Federal data breaches: How long is too long to inform victims?
- By Amber Corrin
- Sep 10, 2012
Negotiating data breaches can mean a tricky balancing act for government agencies. There’s the need to secure information, determine what has happened, alert potential victims and face the public relations firestorm that, if it’s a big enough problem, will ensue. With so many different competing priorities, what’s the right way?
In the Twitter era – when an incident can be publicized to millions within seconds, by just about anyone – it’s difficult to weigh transparency demands against the internal chaos that follows a data breach. Over the past years it’s a struggle a number of federal agencies have had to face. Case in point: This summer, the Environmental Protection Agency admitted their servers had been hacked in a breach that affected some 8,000 users. It took five months for the EPA to come forward with the information.
What took so long? Why the lack of clarity?
According to cybersecurity experts and other inside sources, it takes time to determine what has actually happened. It doesn’t help that there is little in the way of a legal blueprint for dealing with such events.
“What’s going on is that once it’s discovered, there’s a bunch of corrective action happening. They’re figuring out exactly how it was done so they can plug that hole. Many vendors are selling in the broader marketplace, so they have to determine if they’re doing the same thing in, say, the financial sector and if they need to take time to go correct that as well,” said Trey Hodgkins, TechAmerica senior vice president of global public sector government affairs.
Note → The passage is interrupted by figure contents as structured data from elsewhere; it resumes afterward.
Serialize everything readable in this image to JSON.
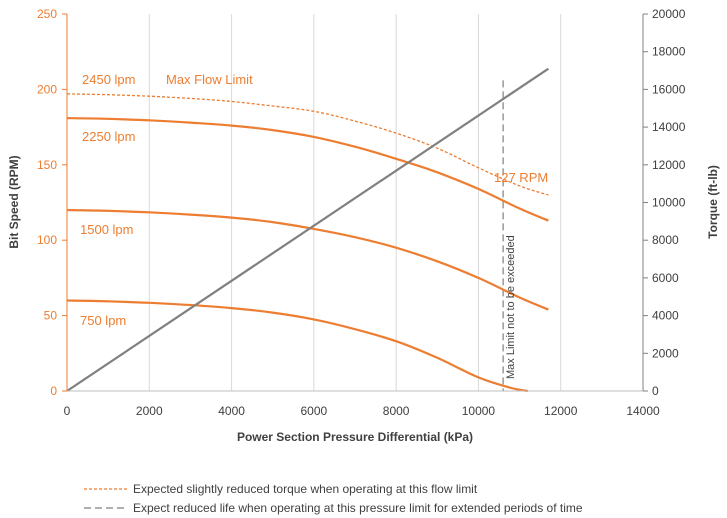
{
  "colors": {
    "flow": "#ED7D31",
    "torque": "#808080",
    "limit": "#808080",
    "axis_left": "#ED7D31",
    "text": "#404040",
    "grid": "#D9D9D9"
  },
  "chart_data": {
    "type": "line",
    "xlabel": "Power Section Pressure Differential (kPa)",
    "ylabel": "Bit Speed (RPM)",
    "y2label": "Torque (ft-lb)",
    "xlim": [
      0,
      14000
    ],
    "ylim": [
      0,
      250
    ],
    "y2lim": [
      0,
      20000
    ],
    "xticks": [
      "0",
      "2000",
      "4000",
      "6000",
      "8000",
      "10000",
      "12000",
      "14000"
    ],
    "yticks": [
      "0",
      "50",
      "100",
      "150",
      "200",
      "250"
    ],
    "y2ticks": [
      "0",
      "2000",
      "4000",
      "6000",
      "8000",
      "10000",
      "12000",
      "14000",
      "16000",
      "18000",
      "20000"
    ],
    "grid": "vertical",
    "series": [
      {
        "name": "2450 lpm",
        "style": "dashed",
        "axis": "left",
        "x": [
          0,
          1000,
          2000,
          3000,
          4000,
          5000,
          6000,
          7000,
          8000,
          9000,
          10000,
          11000,
          11700
        ],
        "y": [
          197,
          196.5,
          195.5,
          194,
          192,
          189,
          185.5,
          179,
          171,
          161,
          148,
          136,
          130
        ]
      },
      {
        "name": "2250 lpm",
        "style": "solid",
        "axis": "left",
        "x": [
          0,
          1000,
          2000,
          3000,
          4000,
          5000,
          6000,
          7000,
          8000,
          9000,
          10000,
          11000,
          11700
        ],
        "y": [
          181,
          180.5,
          179.5,
          178,
          176,
          173,
          168.5,
          162,
          154,
          145,
          134,
          121,
          113
        ]
      },
      {
        "name": "1500 lpm",
        "style": "solid",
        "axis": "left",
        "x": [
          0,
          1000,
          2000,
          3000,
          4000,
          5000,
          6000,
          7000,
          8000,
          9000,
          10000,
          11000,
          11700
        ],
        "y": [
          120,
          119.5,
          118.5,
          117,
          115,
          112,
          107.5,
          102,
          95,
          86,
          75,
          62,
          54
        ]
      },
      {
        "name": "750 lpm",
        "style": "solid",
        "axis": "left",
        "x": [
          0,
          1000,
          2000,
          3000,
          4000,
          5000,
          6000,
          7000,
          8000,
          9000,
          10000,
          10800,
          11200
        ],
        "y": [
          60,
          59.5,
          58.5,
          57,
          55,
          52,
          47.5,
          41,
          33,
          22,
          9,
          2,
          0
        ]
      },
      {
        "name": "Torque",
        "style": "solid",
        "axis": "right",
        "x": [
          0,
          11700
        ],
        "y": [
          0,
          17100
        ]
      }
    ],
    "max_pressure_line": {
      "x": 10600,
      "y_top": 206,
      "label": "Max Limit not to be exceeded"
    },
    "annotations": {
      "lpm_2450": "2450 lpm",
      "max_flow": "Max Flow Limit",
      "lpm_2250": "2250 lpm",
      "lpm_1500": "1500 lpm",
      "lpm_750": "750 lpm",
      "rpm_127": "127 RPM"
    },
    "legend": [
      {
        "style": "dashed-orange",
        "text": "Expected slightly reduced torque when operating at this flow limit"
      },
      {
        "style": "dashed-gray",
        "text": "Expect reduced life when operating at this pressure limit for extended periods of time"
      }
    ]
  }
}
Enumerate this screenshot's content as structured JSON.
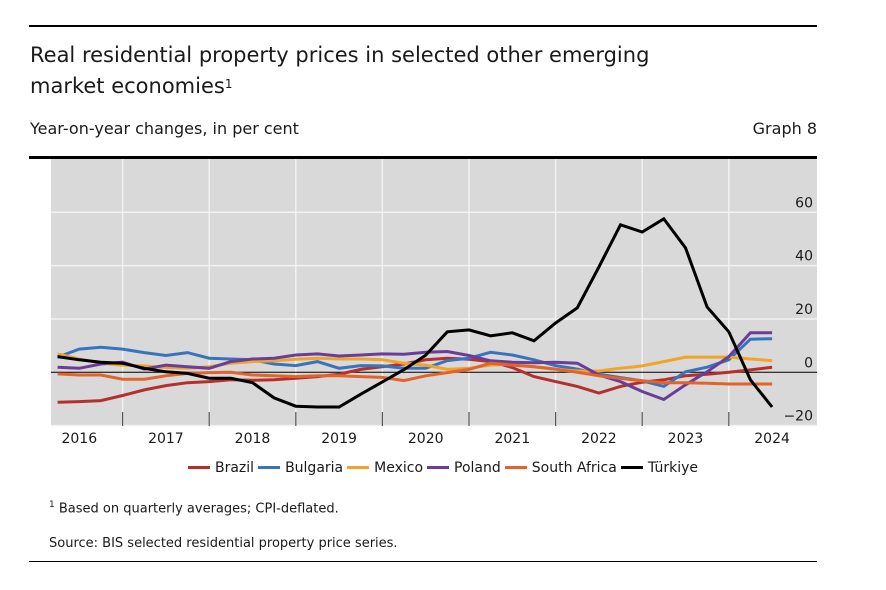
{
  "header": {
    "title": "Real residential property prices in selected other emerging market economies",
    "title_footnote_mark": "1",
    "subtitle": "Year-on-year changes, in per cent",
    "graph_number": "Graph 8"
  },
  "footer": {
    "footnote_mark": "1",
    "footnote": "Based on quarterly averages; CPI-deflated.",
    "source": "Source: BIS selected residential property price series."
  },
  "chart_data": {
    "type": "line",
    "title": "Real residential property prices in selected other emerging market economies",
    "xlabel": "",
    "ylabel": "Year-on-year changes, in per cent",
    "x_start": "2016-Q1",
    "x_end": "2024-Q2",
    "frequency": "quarterly",
    "x_tick_labels": [
      "2016",
      "2017",
      "2018",
      "2019",
      "2020",
      "2021",
      "2022",
      "2023",
      "2024"
    ],
    "ylim": [
      -22,
      70
    ],
    "y_ticks": [
      -20,
      0,
      20,
      40,
      60
    ],
    "y_axis_side": "right",
    "grid": true,
    "background": "#d9d9d9",
    "legend_position": "bottom",
    "series": [
      {
        "name": "Brazil",
        "color": "#b5302c",
        "values": [
          -11.2,
          -11.0,
          -10.6,
          -8.7,
          -6.6,
          -5.0,
          -3.9,
          -3.5,
          -2.8,
          -3.0,
          -2.8,
          -2.2,
          -1.6,
          -0.7,
          1.1,
          2.1,
          3.1,
          4.7,
          5.3,
          4.9,
          4.0,
          1.8,
          -1.6,
          -3.5,
          -5.3,
          -7.8,
          -5.3,
          -3.7,
          -2.8,
          -1.3,
          -0.7,
          0.0,
          0.9,
          1.9
        ]
      },
      {
        "name": "Bulgaria",
        "color": "#3a73bd",
        "values": [
          5.7,
          8.7,
          9.4,
          8.7,
          7.4,
          6.3,
          7.4,
          5.3,
          5.0,
          4.7,
          3.1,
          2.5,
          4.0,
          1.5,
          2.5,
          2.4,
          1.5,
          1.5,
          4.4,
          5.3,
          7.5,
          6.5,
          4.7,
          2.5,
          1.2,
          -0.7,
          -2.0,
          -3.2,
          -5.3,
          0.2,
          1.9,
          4.7,
          12.4,
          12.6
        ]
      },
      {
        "name": "Mexico",
        "color": "#f0a42a",
        "values": [
          6.9,
          5.0,
          3.4,
          2.7,
          2.4,
          1.8,
          1.5,
          2.1,
          3.4,
          4.0,
          4.3,
          4.9,
          5.3,
          5.0,
          5.0,
          4.7,
          3.4,
          2.7,
          1.1,
          1.5,
          2.7,
          3.0,
          2.1,
          1.1,
          0.5,
          0.5,
          1.5,
          2.4,
          4.0,
          5.7,
          5.7,
          5.7,
          5.0,
          4.4
        ]
      },
      {
        "name": "Poland",
        "color": "#6a3d96",
        "values": [
          1.9,
          1.5,
          3.1,
          3.8,
          1.2,
          2.7,
          2.1,
          1.5,
          4.0,
          5.0,
          5.3,
          6.5,
          6.9,
          6.1,
          6.5,
          6.9,
          6.8,
          7.5,
          7.8,
          6.3,
          4.3,
          3.8,
          3.6,
          3.8,
          3.4,
          -1.0,
          -3.5,
          -7.2,
          -10.2,
          -4.7,
          0.2,
          5.9,
          14.8,
          14.8
        ]
      },
      {
        "name": "South Africa",
        "color": "#e2642b",
        "values": [
          -0.6,
          -1.0,
          -1.0,
          -2.6,
          -2.6,
          -1.3,
          -0.4,
          -0.1,
          0.0,
          -1.0,
          -1.3,
          -1.6,
          -1.3,
          -1.3,
          -1.6,
          -1.9,
          -3.1,
          -1.3,
          -0.1,
          1.1,
          3.4,
          2.7,
          2.1,
          1.2,
          0.0,
          -1.3,
          -2.3,
          -3.2,
          -3.9,
          -3.9,
          -4.1,
          -4.4,
          -4.4,
          -4.4
        ]
      },
      {
        "name": "Türkiye",
        "color": "#000000",
        "values": [
          5.9,
          4.7,
          3.8,
          3.4,
          1.5,
          0.2,
          -0.4,
          -2.2,
          -2.2,
          -3.9,
          -9.6,
          -12.7,
          -13.0,
          -13.0,
          -8.2,
          -3.6,
          1.0,
          6.4,
          15.2,
          15.9,
          13.7,
          14.8,
          11.8,
          18.5,
          24.2,
          39.5,
          55.3,
          52.6,
          57.5,
          46.7,
          24.5,
          15.2,
          -2.8,
          -13.0
        ]
      }
    ]
  }
}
According to Hodgkins, that delay is necessary for adequate protection of a number of different interests.
“Much of [the delay] is designed to protect the economic structure of the U.S. If there’s a vulnerability that’s used in the defense industrial base, but it’s also the same practice or technology that’s deployed in other areas…we don’t want to disclose how it happened and then someone say, ‘Oh, look, we can go over here and get all this information,” he said. “That’s generally why there’s a lag – because this corrective action needs to be taken to make sure the damage isn’t worse and more bad actors don’t discover avenues to get in.”
There are also legal concerns, and there can be questions about what has actually happened. Recently, the FBI was said to have been breached by the hacker group Anonymous, resulting in the release of a million Apple user IDs. The FBI denied any of their computers or information had been stolen, and on Sept. 10 – nearly a week after the story broke – the New York Times reported that Orlando-based company Blue Toad said they had been the victims of the breach.
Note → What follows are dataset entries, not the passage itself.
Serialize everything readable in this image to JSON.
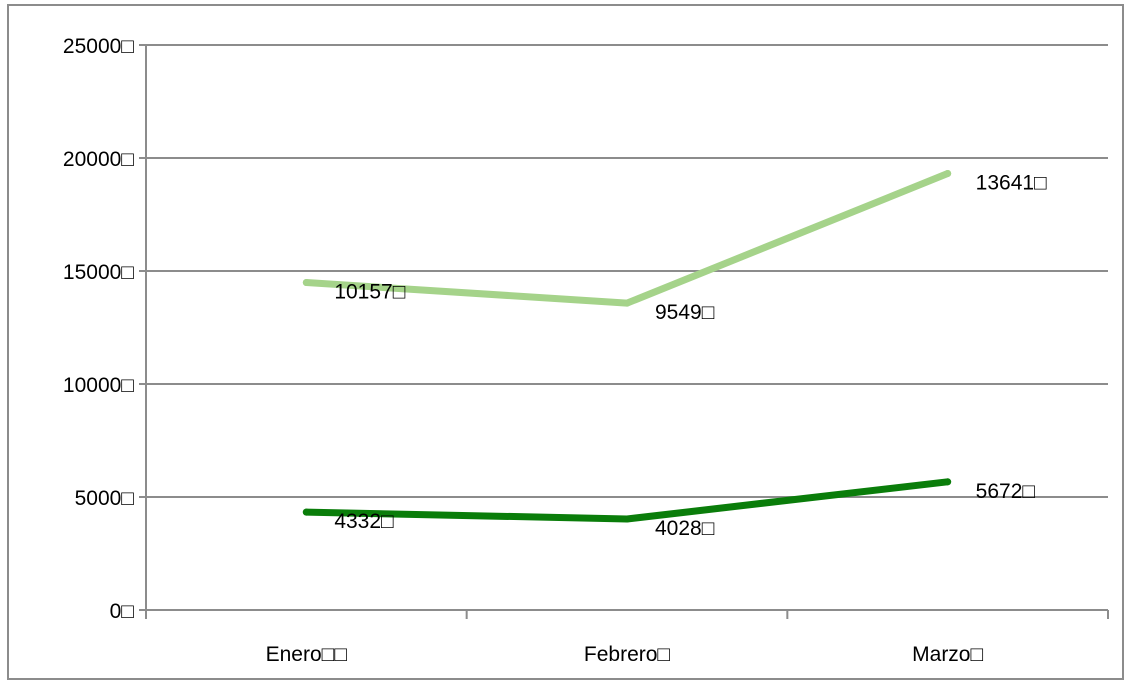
{
  "chart_data": {
    "type": "line",
    "title": "",
    "xlabel": "",
    "ylabel": "",
    "categories": [
      "Enero□□",
      "Febrero□",
      "Marzo□"
    ],
    "ylim": [
      0,
      25000
    ],
    "yticks": [
      0,
      5000,
      10000,
      15000,
      20000,
      25000
    ],
    "ytick_labels": [
      "0□",
      "5000□",
      "10000□",
      "15000□",
      "20000□",
      "25000□"
    ],
    "grid": true,
    "legend": "none",
    "series": [
      {
        "color": "#a5d38a",
        "values": [
          14490,
          13577,
          19313
        ],
        "labels": [
          "10157□",
          "9549□",
          "13641□"
        ]
      },
      {
        "color": "#0a7d0a",
        "values": [
          4332,
          4028,
          5672
        ],
        "labels": [
          "4332□",
          "4028□",
          "5672□"
        ]
      }
    ]
  }
}
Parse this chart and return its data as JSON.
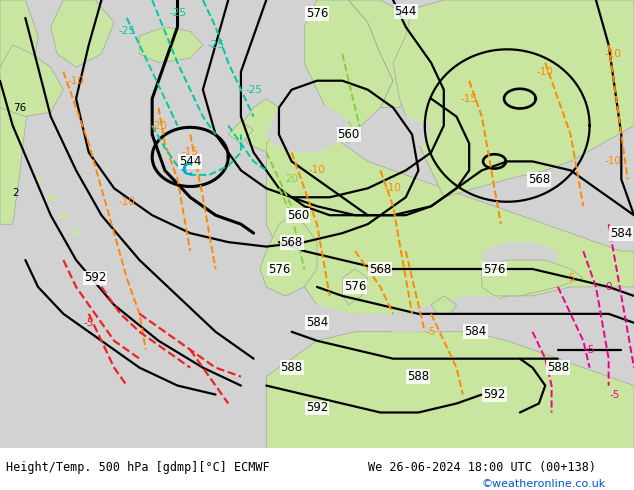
{
  "title_left": "Height/Temp. 500 hPa [gdmp][°C] ECMWF",
  "title_right": "We 26-06-2024 18:00 UTC (00+138)",
  "watermark": "©weatheronline.co.uk",
  "watermark_color": "#0055cc",
  "figsize": [
    6.34,
    4.9
  ],
  "dpi": 100,
  "bg_ocean": "#d2d2d2",
  "bg_land": "#c8e6a0",
  "bg_outer_green": "#a8cc80"
}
“Some organizations have internal battles over saying something, whether they can definitively say data was taken; maybe wait to see if the information is used,” said Richard Bejtlich, chief security officer at Mandiant. “A lot of the time you’re not trying to figure out how they got in, but where they are and how much of the enterprise they have. Then it becomes a matter of containment, clean-up and investigation of when the [incident] started.”
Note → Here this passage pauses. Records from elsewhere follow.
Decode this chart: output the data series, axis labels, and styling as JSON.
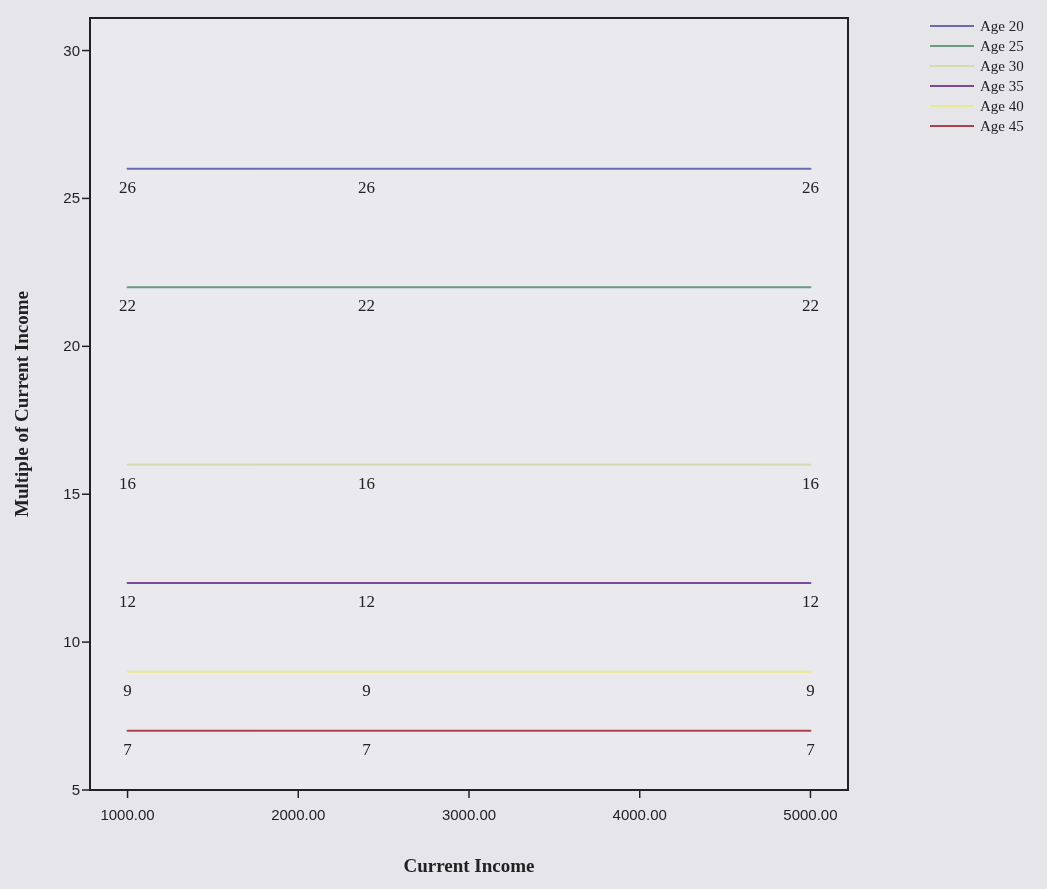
{
  "chart_data": {
    "type": "line",
    "xlabel": "Current Income",
    "ylabel": "Multiple of Current Income",
    "x": [
      1000,
      2400,
      5000
    ],
    "xlim": [
      780,
      5220
    ],
    "ylim": [
      5,
      31.1
    ],
    "xticks": [
      {
        "value": 1000,
        "label": "1000.00"
      },
      {
        "value": 2000,
        "label": "2000.00"
      },
      {
        "value": 3000,
        "label": "3000.00"
      },
      {
        "value": 4000,
        "label": "4000.00"
      },
      {
        "value": 5000,
        "label": "5000.00"
      }
    ],
    "yticks": [
      5,
      10,
      15,
      20,
      25,
      30
    ],
    "data_labels": true,
    "legend": "top right",
    "grid": false,
    "marker": "none",
    "line_style": "solid",
    "series": [
      {
        "name": "Age 20",
        "color": "#6a6ab4",
        "values": [
          26,
          26,
          26
        ]
      },
      {
        "name": "Age 25",
        "color": "#6a9a80",
        "values": [
          22,
          22,
          22
        ]
      },
      {
        "name": "Age 30",
        "color": "#d2dcac",
        "values": [
          16,
          16,
          16
        ]
      },
      {
        "name": "Age 35",
        "color": "#7a4a96",
        "values": [
          12,
          12,
          12
        ]
      },
      {
        "name": "Age 40",
        "color": "#eaea8a",
        "values": [
          9,
          9,
          9
        ]
      },
      {
        "name": "Age 45",
        "color": "#b04050",
        "values": [
          7,
          7,
          7
        ]
      }
    ]
  }
}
But what are agencies required to say about data breaches? There are state-by-state requirements, but so far no uniform standard. Some states require that breaches don’t have to be reported if the information stolen was encrypted; others have to report even encrypted-data theft, Bejtlich said. At the Defense Department, most contracts have provisions for the reporting of breaches to the contract authority or an organization like the Defense Security Service.
Other data security statutes are so outdated, they were written before the Internet era – and are more than ready for a re-write, Hodgkins pointed out.
“The data breach discussion is one of the elements proposed for reform…if you look at many of the statutes, they were passed decades before the Internet existed. Disclosing to someone when things happen – the framework was designed before we had the Internet. The concept that your data would be stolen that way was foreign. That’s the policy debate we’ve been having for some time – what would data breach legislation look like?” he said.
Hodgkins noted that the failed Cybersecurity Act of 2012 included some provisions addressing the issue, which he said he expects will be tackled again in the next Congress, even if not in the form of all-encompassing legislation.
“When you reach this kind of an impasse, it’s time to start looking at breaking things up and starting to pass them individually. Then you actually can move the needle – maybe not in one big chunk, but you can substantially move the needle if you pass any one of these different elements, focusing on one given piece,” Hodgkins said.
But will more laws make a difference?
“It’s tough to legislate excellence – it’s better to [identify] a result, and letting organizations figure out what works for them to get to that result,” Bejtlich said. “These delays are a sign of a broken process, a lack of forensic capability and a lack of data to analyze. It takes a multi-million-dollar program to protect a large enterprise against a well-sourced enemy. A lot of agencies and non-top-tier defense contractors don’t have the DOD or [intelligence community] resources; they’re really struggling.”
Amber Corrin is a former staff writer for FCW and Defense Systems.